The Beaufort County Board of Education approved changes to the dress code for faculty and staff at this month’s regularly scheduled board meeting.
BCS Superintendent Don Phipps said he updated the dress code based on conversations he had with faculty, staff and the board.
“I feel like, based on the feedback that I’ve gotten from faculty and staff members, that it’s good for them,” he told the board. “And I think it’s also good for us, in terms of making sure that we get professional environments, but also clothing that’s comfortable for faculty members and staff members to wear.”
Other than physical-education teachers, the staff will still not be allowed to wear sweat pants or wind suits. They will be allowed one garment that was, until this year, only permitted for coaches: shorts.
The policy specifies that shorts should be knee-length. Capri-length pants also are allowed.
Before the updated policy, staff and faculty were not allowed to wear sleeveless garments without a jacket or sweater to cover the arms. Strapless and spaghetti-strap garments still require a jacket or sweater, but sleeveless ensembles are now allowed.
School-spirit T-shirts will be allowed on spirit days. Until this year, T-shirts were never allowed.
Principals or immediate supervisors may grant permission for blue jeans for special events. Teachers may also pull out the blue jeans on teacher workdays.
While blue jeans are not allowed most days, other denim options are permitted. Faculty and staff asked for the exception because some clothing comes in a denim blend and colors other than blue. The policy change also allows denim skirts, provided they are not blue-jean material.

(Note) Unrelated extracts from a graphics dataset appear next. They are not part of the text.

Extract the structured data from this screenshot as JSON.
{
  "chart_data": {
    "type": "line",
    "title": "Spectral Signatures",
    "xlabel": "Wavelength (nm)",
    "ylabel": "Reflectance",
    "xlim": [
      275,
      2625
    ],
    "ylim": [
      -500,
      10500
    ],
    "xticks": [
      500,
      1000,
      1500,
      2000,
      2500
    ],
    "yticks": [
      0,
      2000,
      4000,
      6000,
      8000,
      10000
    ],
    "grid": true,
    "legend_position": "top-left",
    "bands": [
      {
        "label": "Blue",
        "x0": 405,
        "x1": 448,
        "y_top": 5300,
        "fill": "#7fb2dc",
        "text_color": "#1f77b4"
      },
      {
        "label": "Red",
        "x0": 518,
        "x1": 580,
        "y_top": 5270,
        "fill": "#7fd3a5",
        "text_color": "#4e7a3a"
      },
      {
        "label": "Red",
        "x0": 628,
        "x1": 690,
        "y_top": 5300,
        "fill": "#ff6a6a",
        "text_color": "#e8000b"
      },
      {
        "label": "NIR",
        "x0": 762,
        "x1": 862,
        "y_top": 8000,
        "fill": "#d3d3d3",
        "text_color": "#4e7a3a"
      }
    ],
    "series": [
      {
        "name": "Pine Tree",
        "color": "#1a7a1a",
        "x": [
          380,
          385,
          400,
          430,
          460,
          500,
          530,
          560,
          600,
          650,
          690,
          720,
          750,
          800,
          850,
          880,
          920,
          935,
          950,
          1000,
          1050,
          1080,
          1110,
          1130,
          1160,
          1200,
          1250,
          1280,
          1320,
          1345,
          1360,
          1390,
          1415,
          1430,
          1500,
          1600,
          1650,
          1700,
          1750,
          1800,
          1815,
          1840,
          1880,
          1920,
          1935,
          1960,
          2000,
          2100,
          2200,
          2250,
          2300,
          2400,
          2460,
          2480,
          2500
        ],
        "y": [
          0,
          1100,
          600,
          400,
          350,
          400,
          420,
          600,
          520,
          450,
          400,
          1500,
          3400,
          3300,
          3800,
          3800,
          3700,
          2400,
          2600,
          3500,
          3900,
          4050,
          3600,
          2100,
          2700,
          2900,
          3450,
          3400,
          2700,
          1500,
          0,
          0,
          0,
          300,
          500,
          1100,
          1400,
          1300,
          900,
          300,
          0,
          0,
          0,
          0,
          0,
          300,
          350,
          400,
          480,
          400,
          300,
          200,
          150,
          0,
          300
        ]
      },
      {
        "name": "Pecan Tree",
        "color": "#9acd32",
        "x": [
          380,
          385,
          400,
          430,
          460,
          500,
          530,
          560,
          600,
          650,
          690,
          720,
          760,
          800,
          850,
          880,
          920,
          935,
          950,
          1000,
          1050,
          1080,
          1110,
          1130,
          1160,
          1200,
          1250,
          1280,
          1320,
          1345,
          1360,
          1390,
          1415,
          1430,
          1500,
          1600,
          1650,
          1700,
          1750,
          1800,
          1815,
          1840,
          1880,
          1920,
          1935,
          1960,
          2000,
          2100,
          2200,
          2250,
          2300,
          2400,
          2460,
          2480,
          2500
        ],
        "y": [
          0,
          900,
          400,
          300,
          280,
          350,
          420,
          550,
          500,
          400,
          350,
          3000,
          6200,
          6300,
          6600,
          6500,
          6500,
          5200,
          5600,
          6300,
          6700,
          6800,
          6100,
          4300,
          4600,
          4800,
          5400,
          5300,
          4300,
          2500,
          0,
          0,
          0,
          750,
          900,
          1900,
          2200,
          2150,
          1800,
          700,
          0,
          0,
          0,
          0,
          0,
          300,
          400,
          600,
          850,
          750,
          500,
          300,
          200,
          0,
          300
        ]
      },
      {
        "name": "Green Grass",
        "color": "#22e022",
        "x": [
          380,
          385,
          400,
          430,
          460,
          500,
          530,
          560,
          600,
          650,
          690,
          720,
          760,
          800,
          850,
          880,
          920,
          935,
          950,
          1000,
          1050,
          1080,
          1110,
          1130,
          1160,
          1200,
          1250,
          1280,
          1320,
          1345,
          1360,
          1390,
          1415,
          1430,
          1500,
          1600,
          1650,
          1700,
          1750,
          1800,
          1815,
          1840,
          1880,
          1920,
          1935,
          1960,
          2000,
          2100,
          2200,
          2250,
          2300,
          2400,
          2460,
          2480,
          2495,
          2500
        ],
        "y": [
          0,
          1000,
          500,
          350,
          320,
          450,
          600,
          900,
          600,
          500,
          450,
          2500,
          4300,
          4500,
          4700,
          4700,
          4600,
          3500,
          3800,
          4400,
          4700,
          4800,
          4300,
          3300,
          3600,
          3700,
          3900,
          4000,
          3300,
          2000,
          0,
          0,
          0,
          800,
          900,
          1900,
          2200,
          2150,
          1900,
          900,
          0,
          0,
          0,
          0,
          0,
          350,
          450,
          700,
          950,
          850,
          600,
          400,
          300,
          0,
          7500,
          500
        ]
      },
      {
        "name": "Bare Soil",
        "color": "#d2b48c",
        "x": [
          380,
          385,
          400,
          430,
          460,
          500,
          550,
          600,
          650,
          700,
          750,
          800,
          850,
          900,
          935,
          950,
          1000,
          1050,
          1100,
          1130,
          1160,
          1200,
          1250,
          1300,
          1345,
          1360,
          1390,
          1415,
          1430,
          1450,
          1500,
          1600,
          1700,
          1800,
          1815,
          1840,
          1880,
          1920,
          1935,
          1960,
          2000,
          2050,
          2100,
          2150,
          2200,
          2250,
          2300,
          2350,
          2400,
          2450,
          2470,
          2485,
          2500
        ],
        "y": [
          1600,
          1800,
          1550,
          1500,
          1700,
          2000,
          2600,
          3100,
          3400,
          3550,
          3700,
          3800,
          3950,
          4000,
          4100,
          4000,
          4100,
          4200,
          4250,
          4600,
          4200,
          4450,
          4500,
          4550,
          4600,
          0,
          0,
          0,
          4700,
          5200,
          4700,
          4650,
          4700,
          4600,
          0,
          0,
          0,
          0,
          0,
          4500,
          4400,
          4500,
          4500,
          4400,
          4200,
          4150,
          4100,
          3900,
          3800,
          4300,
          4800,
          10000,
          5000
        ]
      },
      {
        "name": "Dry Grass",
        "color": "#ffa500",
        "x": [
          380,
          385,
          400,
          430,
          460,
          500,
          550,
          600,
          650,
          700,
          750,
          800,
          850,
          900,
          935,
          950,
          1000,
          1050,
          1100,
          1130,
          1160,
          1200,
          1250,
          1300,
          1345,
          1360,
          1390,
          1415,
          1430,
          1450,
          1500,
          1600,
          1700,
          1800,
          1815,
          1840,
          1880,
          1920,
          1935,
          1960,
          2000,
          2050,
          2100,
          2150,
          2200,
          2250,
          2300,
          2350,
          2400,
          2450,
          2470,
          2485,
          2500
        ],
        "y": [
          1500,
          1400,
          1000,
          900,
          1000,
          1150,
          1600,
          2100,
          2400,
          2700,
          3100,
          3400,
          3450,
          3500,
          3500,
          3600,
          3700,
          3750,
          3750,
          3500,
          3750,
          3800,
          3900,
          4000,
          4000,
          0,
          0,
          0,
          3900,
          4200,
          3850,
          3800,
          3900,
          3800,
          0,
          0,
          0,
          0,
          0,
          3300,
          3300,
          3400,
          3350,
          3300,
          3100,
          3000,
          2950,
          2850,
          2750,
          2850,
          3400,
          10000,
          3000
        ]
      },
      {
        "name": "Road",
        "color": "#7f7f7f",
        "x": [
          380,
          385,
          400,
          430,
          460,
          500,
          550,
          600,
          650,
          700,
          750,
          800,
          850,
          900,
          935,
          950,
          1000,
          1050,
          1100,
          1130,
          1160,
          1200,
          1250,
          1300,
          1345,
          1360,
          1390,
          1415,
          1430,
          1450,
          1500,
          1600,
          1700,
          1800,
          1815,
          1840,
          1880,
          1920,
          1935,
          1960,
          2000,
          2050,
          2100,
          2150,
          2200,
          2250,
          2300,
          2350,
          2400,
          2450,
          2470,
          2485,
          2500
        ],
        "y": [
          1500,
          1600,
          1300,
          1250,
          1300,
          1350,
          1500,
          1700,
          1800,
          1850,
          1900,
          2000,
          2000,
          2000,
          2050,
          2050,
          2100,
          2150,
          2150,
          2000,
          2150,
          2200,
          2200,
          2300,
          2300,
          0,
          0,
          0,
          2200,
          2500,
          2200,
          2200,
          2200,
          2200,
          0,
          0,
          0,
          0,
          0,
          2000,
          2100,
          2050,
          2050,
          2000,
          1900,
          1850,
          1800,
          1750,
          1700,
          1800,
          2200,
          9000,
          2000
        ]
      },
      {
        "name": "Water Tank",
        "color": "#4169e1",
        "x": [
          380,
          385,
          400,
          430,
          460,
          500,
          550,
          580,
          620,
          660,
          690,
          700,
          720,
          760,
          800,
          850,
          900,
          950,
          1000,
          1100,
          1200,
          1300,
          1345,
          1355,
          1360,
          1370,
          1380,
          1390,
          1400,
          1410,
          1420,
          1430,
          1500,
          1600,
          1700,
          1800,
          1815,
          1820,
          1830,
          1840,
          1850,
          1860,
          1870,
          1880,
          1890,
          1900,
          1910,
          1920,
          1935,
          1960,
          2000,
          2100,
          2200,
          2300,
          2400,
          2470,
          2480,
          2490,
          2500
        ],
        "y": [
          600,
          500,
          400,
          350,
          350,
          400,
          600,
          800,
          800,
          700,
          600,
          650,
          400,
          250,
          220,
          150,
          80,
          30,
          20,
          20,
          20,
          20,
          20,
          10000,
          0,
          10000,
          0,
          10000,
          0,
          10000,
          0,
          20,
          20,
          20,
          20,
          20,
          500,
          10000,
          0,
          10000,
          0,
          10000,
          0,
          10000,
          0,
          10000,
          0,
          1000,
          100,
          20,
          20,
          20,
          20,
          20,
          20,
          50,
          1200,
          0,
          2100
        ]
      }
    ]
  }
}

“Dr. Phipps, the principals will enforce this dress code, won’t they?” board member Mac Hodges asked.
When Phipps affirmed they would, Hodges said, “I hope so.”
A distinction between casual flip-flops and thong-style dress sandals was the only change to footwear.
“And I like the way you clarified the flip-flop thing,” said board Chairwoman Cindy Winstead. “Because there are a lot of shoes that are thong-type … yet they’re dressy to wear,” she said.
The previous dress code had been in place since the 2005-2006 school year. Board members said they would give this dress code at least two school years before considering additional changes.
The new dress-code policy took effect Monday, which was the first day of school.